Social media is a wonderful thing. Used well, it will drive brand awareness, maintain connections with your stakeholders and generate leads. But used poorly, it can chew up your time for very little return.
As you will see every 4th week, going forward from here, we will be using a case study to demonstrate what our blogs have been discussing for the previous three weeks.
An e-commerce company I have worked with has been using social media as part of its marketing mix for several years now. They would run competitions monthly to engage their followers and encourage them to interact and increase the reach of their brand. It seemed to be working too. The number of Likes continued to increase.

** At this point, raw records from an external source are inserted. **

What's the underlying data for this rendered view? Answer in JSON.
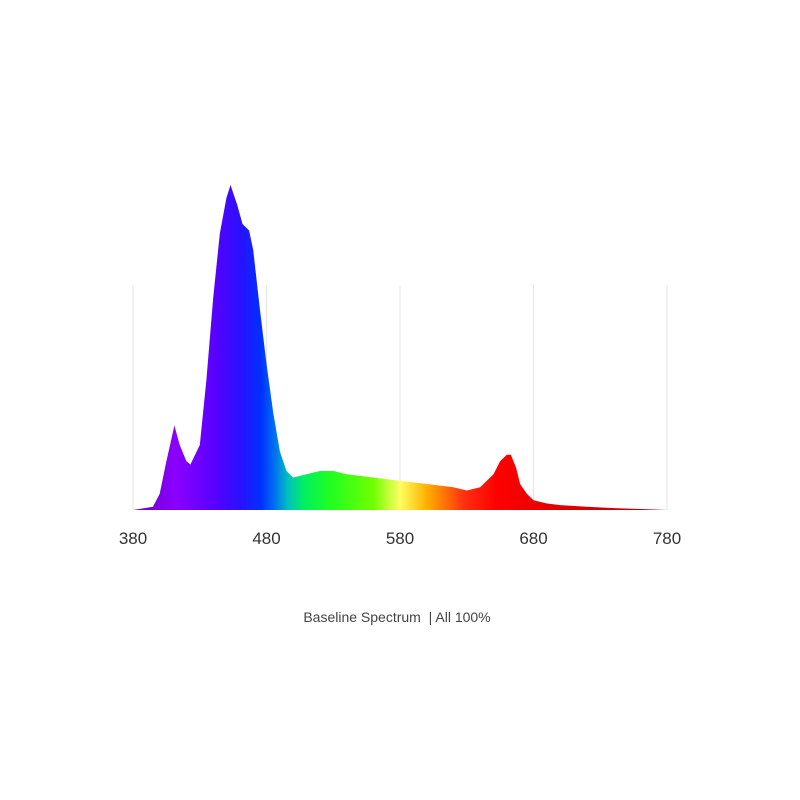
{
  "chart_data": {
    "type": "area",
    "title": "Baseline Spectrum  | All 100%",
    "x": [
      380,
      395,
      400,
      405,
      411,
      415,
      420,
      423,
      430,
      435,
      440,
      445,
      450,
      453,
      458,
      462,
      467,
      470,
      475,
      480,
      485,
      490,
      495,
      500,
      510,
      520,
      530,
      540,
      560,
      580,
      600,
      620,
      630,
      640,
      650,
      655,
      660,
      663,
      667,
      670,
      675,
      680,
      690,
      700,
      720,
      740,
      760,
      780
    ],
    "values": [
      0,
      1,
      5,
      15,
      26,
      20,
      15,
      14,
      20,
      40,
      65,
      85,
      96,
      100,
      94,
      88,
      86,
      80,
      62,
      45,
      30,
      18,
      12,
      10,
      11,
      12,
      12,
      11,
      10,
      9,
      8,
      7,
      6,
      7,
      11,
      15,
      17,
      17,
      13,
      8,
      5,
      3,
      2,
      1.5,
      1,
      0.6,
      0.3,
      0
    ],
    "xlim": [
      380,
      780
    ],
    "ylim": [
      0,
      100
    ],
    "xticks": [
      380,
      480,
      580,
      680,
      780
    ],
    "grid": true
  }
}
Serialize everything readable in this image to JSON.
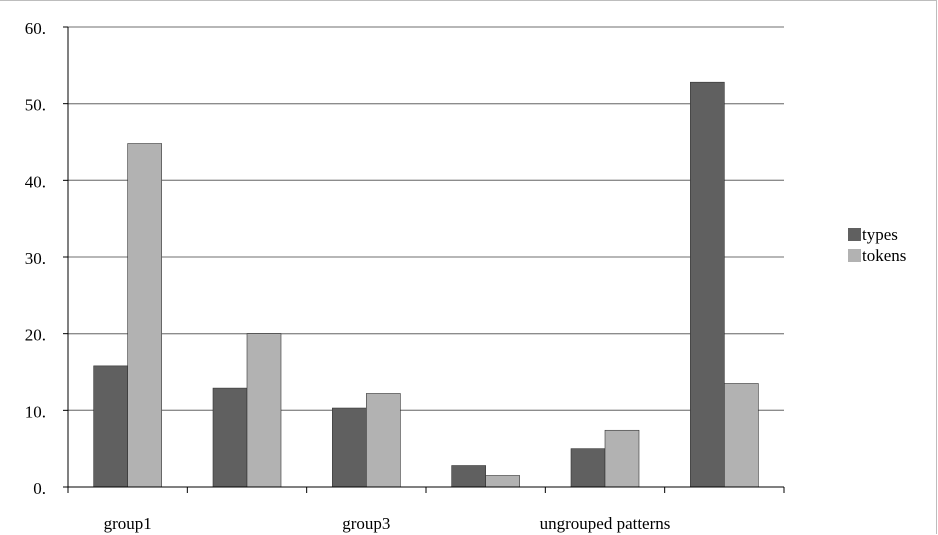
{
  "chart_data": {
    "type": "bar",
    "categories": [
      "group1",
      "",
      "group3",
      "",
      "ungrouped patterns",
      ""
    ],
    "series": [
      {
        "name": "types",
        "values": [
          15.8,
          12.9,
          10.3,
          2.8,
          5.0,
          52.8
        ],
        "color": "#606060"
      },
      {
        "name": "tokens",
        "values": [
          44.8,
          20.0,
          12.2,
          1.5,
          7.4,
          13.5
        ],
        "color": "#b2b2b2"
      }
    ],
    "ylim": [
      0,
      60
    ],
    "yticks": [
      0,
      10,
      20,
      30,
      40,
      50,
      60
    ],
    "ytick_labels": [
      "0.",
      "10.",
      "20.",
      "30.",
      "40.",
      "50.",
      "60."
    ],
    "grid": true,
    "legend": "right",
    "title": "",
    "xlabel": "",
    "ylabel": ""
  }
}
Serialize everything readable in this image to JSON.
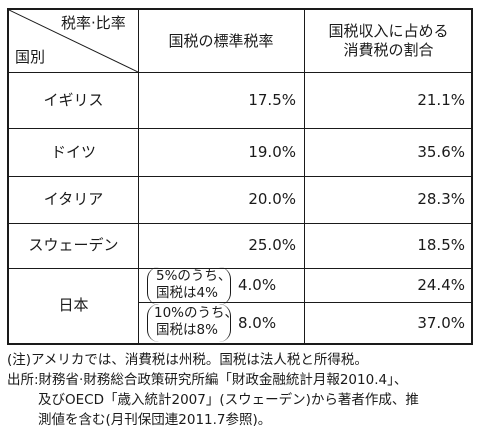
{
  "header": {
    "corner_top": "税率·比率",
    "corner_bottom": "国別",
    "col1": "国税の標準税率",
    "col2_line1": "国税収入に占める",
    "col2_line2": "消費税の割合"
  },
  "rows": [
    {
      "country": "イギリス",
      "rate": "17.5%",
      "share": "21.1%"
    },
    {
      "country": "ドイツ",
      "rate": "19.0%",
      "share": "35.6%"
    },
    {
      "country": "イタリア",
      "rate": "20.0%",
      "share": "28.3%"
    },
    {
      "country": "スウェーデン",
      "rate": "25.0%",
      "share": "18.5%"
    }
  ],
  "japan": {
    "country": "日本",
    "sub": [
      {
        "note_line1": "5%のうち、",
        "note_line2": "国税は4%",
        "rate": "4.0%",
        "share": "24.4%"
      },
      {
        "note_line1": "10%のうち、",
        "note_line2": "国税は8%",
        "rate": "8.0%",
        "share": "37.0%"
      }
    ]
  },
  "notes": {
    "line1": "(注)アメリカでは、消費税は州税。国税は法人税と所得税。",
    "line2": "出所:財務省·財務総合政策研究所編「財政金融統計月報2010.4」、",
    "line3": "及びOECD「歳入統計2007」(スウェーデン)から著者作成、推",
    "line4": "測値を含む(月刊保団連2011.7参照)。"
  }
}
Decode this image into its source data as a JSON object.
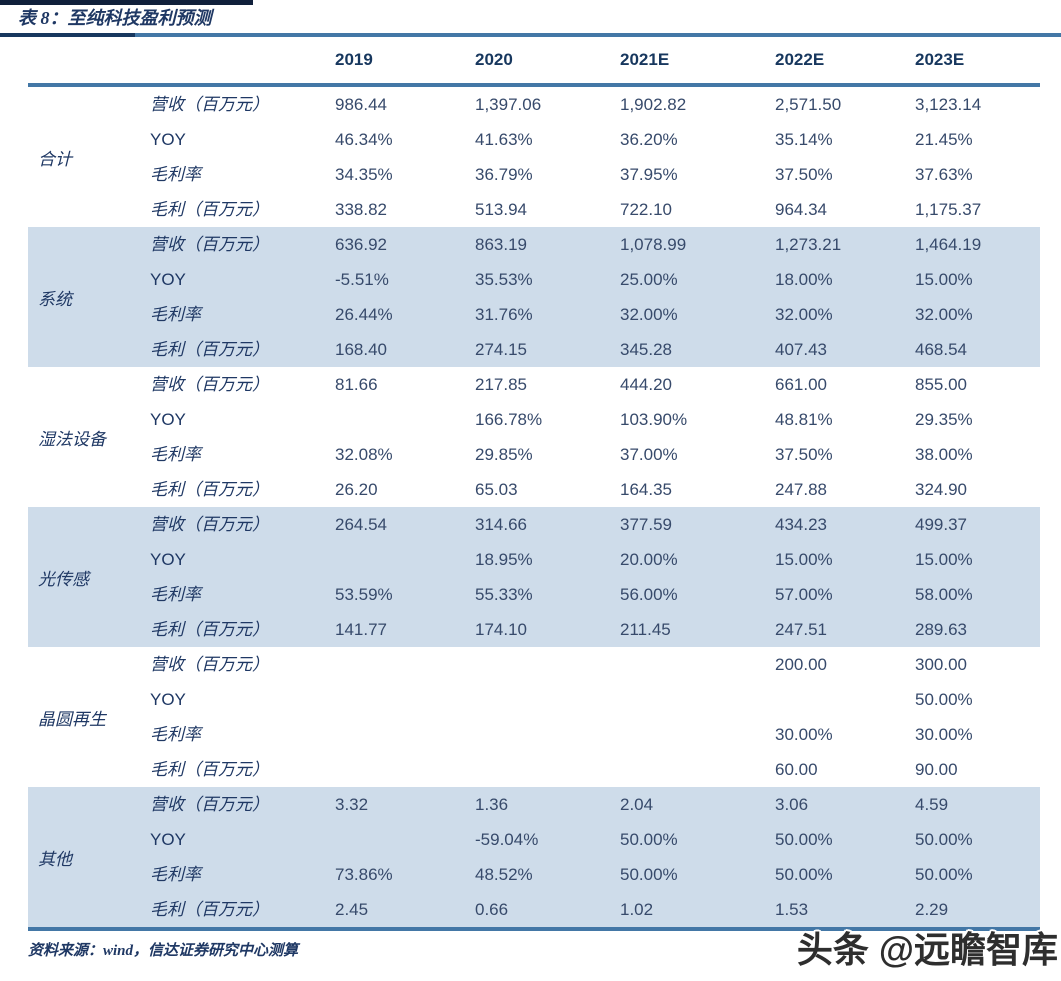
{
  "page": {
    "title": "表 8：至纯科技盈利预测"
  },
  "table": {
    "columns": [
      "2019",
      "2020",
      "2021E",
      "2022E",
      "2023E"
    ],
    "groups": [
      {
        "name": "合计",
        "rows": [
          {
            "label": "营收（百万元）",
            "values": [
              "986.44",
              "1,397.06",
              "1,902.82",
              "2,571.50",
              "3,123.14"
            ]
          },
          {
            "label": "YOY",
            "values": [
              "46.34%",
              "41.63%",
              "36.20%",
              "35.14%",
              "21.45%"
            ]
          },
          {
            "label": "毛利率",
            "values": [
              "34.35%",
              "36.79%",
              "37.95%",
              "37.50%",
              "37.63%"
            ]
          },
          {
            "label": "毛利（百万元）",
            "values": [
              "338.82",
              "513.94",
              "722.10",
              "964.34",
              "1,175.37"
            ]
          }
        ]
      },
      {
        "name": "系统",
        "rows": [
          {
            "label": "营收（百万元）",
            "values": [
              "636.92",
              "863.19",
              "1,078.99",
              "1,273.21",
              "1,464.19"
            ]
          },
          {
            "label": "YOY",
            "values": [
              "-5.51%",
              "35.53%",
              "25.00%",
              "18.00%",
              "15.00%"
            ]
          },
          {
            "label": "毛利率",
            "values": [
              "26.44%",
              "31.76%",
              "32.00%",
              "32.00%",
              "32.00%"
            ]
          },
          {
            "label": "毛利（百万元）",
            "values": [
              "168.40",
              "274.15",
              "345.28",
              "407.43",
              "468.54"
            ]
          }
        ]
      },
      {
        "name": "湿法设备",
        "rows": [
          {
            "label": "营收（百万元）",
            "values": [
              "81.66",
              "217.85",
              "444.20",
              "661.00",
              "855.00"
            ]
          },
          {
            "label": "YOY",
            "values": [
              "",
              "166.78%",
              "103.90%",
              "48.81%",
              "29.35%"
            ]
          },
          {
            "label": "毛利率",
            "values": [
              "32.08%",
              "29.85%",
              "37.00%",
              "37.50%",
              "38.00%"
            ]
          },
          {
            "label": "毛利（百万元）",
            "values": [
              "26.20",
              "65.03",
              "164.35",
              "247.88",
              "324.90"
            ]
          }
        ]
      },
      {
        "name": "光传感",
        "rows": [
          {
            "label": "营收（百万元）",
            "values": [
              "264.54",
              "314.66",
              "377.59",
              "434.23",
              "499.37"
            ]
          },
          {
            "label": "YOY",
            "values": [
              "",
              "18.95%",
              "20.00%",
              "15.00%",
              "15.00%"
            ]
          },
          {
            "label": "毛利率",
            "values": [
              "53.59%",
              "55.33%",
              "56.00%",
              "57.00%",
              "58.00%"
            ]
          },
          {
            "label": "毛利（百万元）",
            "values": [
              "141.77",
              "174.10",
              "211.45",
              "247.51",
              "289.63"
            ]
          }
        ]
      },
      {
        "name": "晶圆再生",
        "rows": [
          {
            "label": "营收（百万元）",
            "values": [
              "",
              "",
              "",
              "200.00",
              "300.00"
            ]
          },
          {
            "label": "YOY",
            "values": [
              "",
              "",
              "",
              "",
              "50.00%"
            ]
          },
          {
            "label": "毛利率",
            "values": [
              "",
              "",
              "",
              "30.00%",
              "30.00%"
            ]
          },
          {
            "label": "毛利（百万元）",
            "values": [
              "",
              "",
              "",
              "60.00",
              "90.00"
            ]
          }
        ]
      },
      {
        "name": "其他",
        "rows": [
          {
            "label": "营收（百万元）",
            "values": [
              "3.32",
              "1.36",
              "2.04",
              "3.06",
              "4.59"
            ]
          },
          {
            "label": "YOY",
            "values": [
              "",
              "-59.04%",
              "50.00%",
              "50.00%",
              "50.00%"
            ]
          },
          {
            "label": "毛利率",
            "values": [
              "73.86%",
              "48.52%",
              "50.00%",
              "50.00%",
              "50.00%"
            ]
          },
          {
            "label": "毛利（百万元）",
            "values": [
              "2.45",
              "0.66",
              "1.02",
              "1.53",
              "2.29"
            ]
          }
        ]
      }
    ]
  },
  "footer": {
    "source": "资料来源：wind，信达证券研究中心测算"
  },
  "watermark": {
    "text": "头条 @远瞻智库"
  },
  "colors": {
    "accent_navy": "#17375E",
    "band_blue": "#CEDCEA",
    "rule_blue": "#4377A6",
    "text_navy": "#1F3864",
    "number_slate": "#374A6B",
    "watermark_gray": "#2E2E2E"
  }
}
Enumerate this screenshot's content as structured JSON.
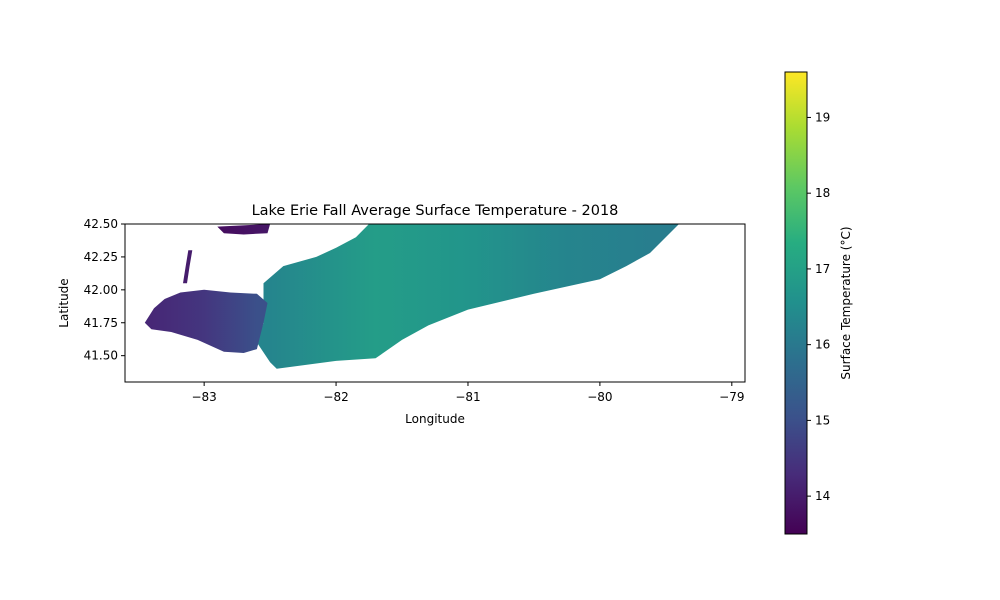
{
  "chart_data": {
    "type": "heatmap",
    "title": "Lake Erie Fall Average Surface Temperature - 2018",
    "xlabel": "Longitude",
    "ylabel": "Latitude",
    "xlim": [
      -83.6,
      -78.9
    ],
    "ylim": [
      41.3,
      42.5
    ],
    "x_ticks": [
      -83,
      -82,
      -81,
      -80,
      -79
    ],
    "y_ticks": [
      41.5,
      41.75,
      42.0,
      42.25,
      42.5
    ],
    "x_tick_labels": [
      "−83",
      "−82",
      "−81",
      "−80",
      "−79"
    ],
    "y_tick_labels": [
      "41.50",
      "41.75",
      "42.00",
      "42.25",
      "42.50"
    ],
    "grid": false,
    "colormap": "viridis",
    "colorbar": {
      "label": "Surface Temperature (°C)",
      "range": [
        13.5,
        19.6
      ],
      "ticks": [
        14,
        15,
        16,
        17,
        18,
        19
      ],
      "tick_labels": [
        "14",
        "15",
        "16",
        "17",
        "18",
        "19"
      ]
    },
    "regions": [
      {
        "description": "main lake body",
        "outline": [
          [
            -82.45,
            41.4
          ],
          [
            -82.0,
            41.46
          ],
          [
            -81.7,
            41.48
          ],
          [
            -81.5,
            41.62
          ],
          [
            -81.3,
            41.73
          ],
          [
            -81.0,
            41.85
          ],
          [
            -80.5,
            41.97
          ],
          [
            -80.0,
            42.08
          ],
          [
            -79.8,
            42.18
          ],
          [
            -79.62,
            42.28
          ],
          [
            -79.4,
            42.5
          ],
          [
            -81.75,
            42.5
          ],
          [
            -81.85,
            42.4
          ],
          [
            -82.0,
            42.32
          ],
          [
            -82.15,
            42.25
          ],
          [
            -82.4,
            42.18
          ],
          [
            -82.55,
            42.05
          ],
          [
            -82.55,
            41.75
          ],
          [
            -82.6,
            41.6
          ],
          [
            -82.5,
            41.45
          ]
        ],
        "stops": [
          {
            "x": -82.5,
            "value": 16.3
          },
          {
            "x": -81.7,
            "value": 16.9
          },
          {
            "x": -81.0,
            "value": 16.7
          },
          {
            "x": -80.3,
            "value": 16.3
          },
          {
            "x": -79.5,
            "value": 16.1
          }
        ]
      },
      {
        "description": "western basin",
        "outline": [
          [
            -83.45,
            41.75
          ],
          [
            -83.38,
            41.86
          ],
          [
            -83.3,
            41.93
          ],
          [
            -83.18,
            41.98
          ],
          [
            -83.0,
            42.0
          ],
          [
            -82.8,
            41.98
          ],
          [
            -82.6,
            41.97
          ],
          [
            -82.52,
            41.9
          ],
          [
            -82.55,
            41.75
          ],
          [
            -82.6,
            41.55
          ],
          [
            -82.7,
            41.52
          ],
          [
            -82.85,
            41.53
          ],
          [
            -83.05,
            41.62
          ],
          [
            -83.25,
            41.68
          ],
          [
            -83.4,
            41.7
          ]
        ],
        "stops": [
          {
            "x": -83.4,
            "value": 14.2
          },
          {
            "x": -83.0,
            "value": 14.5
          },
          {
            "x": -82.6,
            "value": 15.0
          }
        ]
      },
      {
        "description": "Lake St. Clair",
        "outline": [
          [
            -82.9,
            42.48
          ],
          [
            -82.85,
            42.43
          ],
          [
            -82.7,
            42.42
          ],
          [
            -82.52,
            42.43
          ],
          [
            -82.5,
            42.5
          ]
        ],
        "stops": [
          {
            "x": -82.9,
            "value": 13.7
          },
          {
            "x": -82.5,
            "value": 13.9
          }
        ]
      },
      {
        "description": "Detroit River",
        "outline": [
          [
            -83.12,
            42.3
          ],
          [
            -83.14,
            42.18
          ],
          [
            -83.16,
            42.05
          ],
          [
            -83.13,
            42.05
          ],
          [
            -83.11,
            42.18
          ],
          [
            -83.09,
            42.3
          ]
        ],
        "stops": [
          {
            "x": -83.1,
            "value": 14.0
          }
        ]
      }
    ]
  }
}
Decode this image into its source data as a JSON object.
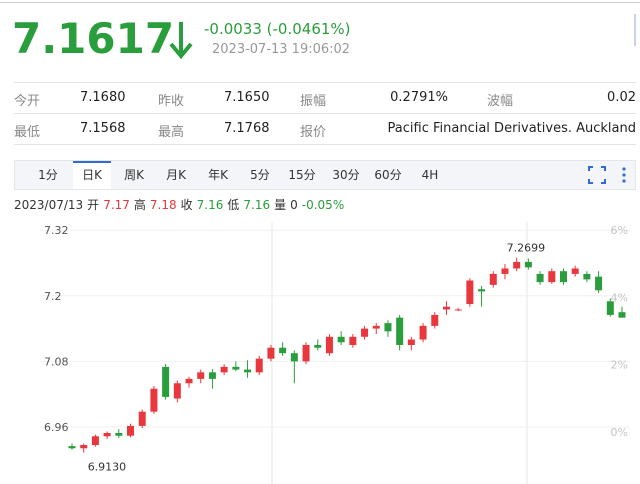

However, there was a problem. Our research showed that their typical buyer was a middle-aged man. This man lived in a suburban or rural location with a fairly big house and garden. With an average unit sales value of around £300, the buyers needed to be fairly affluent.
When we ran the same research within their social media audience, the results were somewhat different. Middle aged women in urban locations were entering the competitions to win prizes that they would rarely use.
The audience they were attracting on social media was not there to get to know the brand, to flow through to their website and buy from them. They were simply there to win the prizes.
So what does this say about their social media?
They are attracting the wrong people!
But they have 1000’s of Likes and Follows I hear you say. The problem is that they aren’t getting what they really want: sales.
There is little point in spending time and money running social media campaigns that attract the wrong people.
- Post content that will attract their target audience.
- Perhaps run Q&A sessions around what they sell to help people use their purchases more effectively.
- Encourage customers to follow them on social media and post comments/images of their purchases in action.
What they need is their customers’ peers to engage on social media, so that they are tempted into buying. I’m not saying this is easy, but it’s got to be better than wasting money giving away stuff that isn’t encouraging others to buy.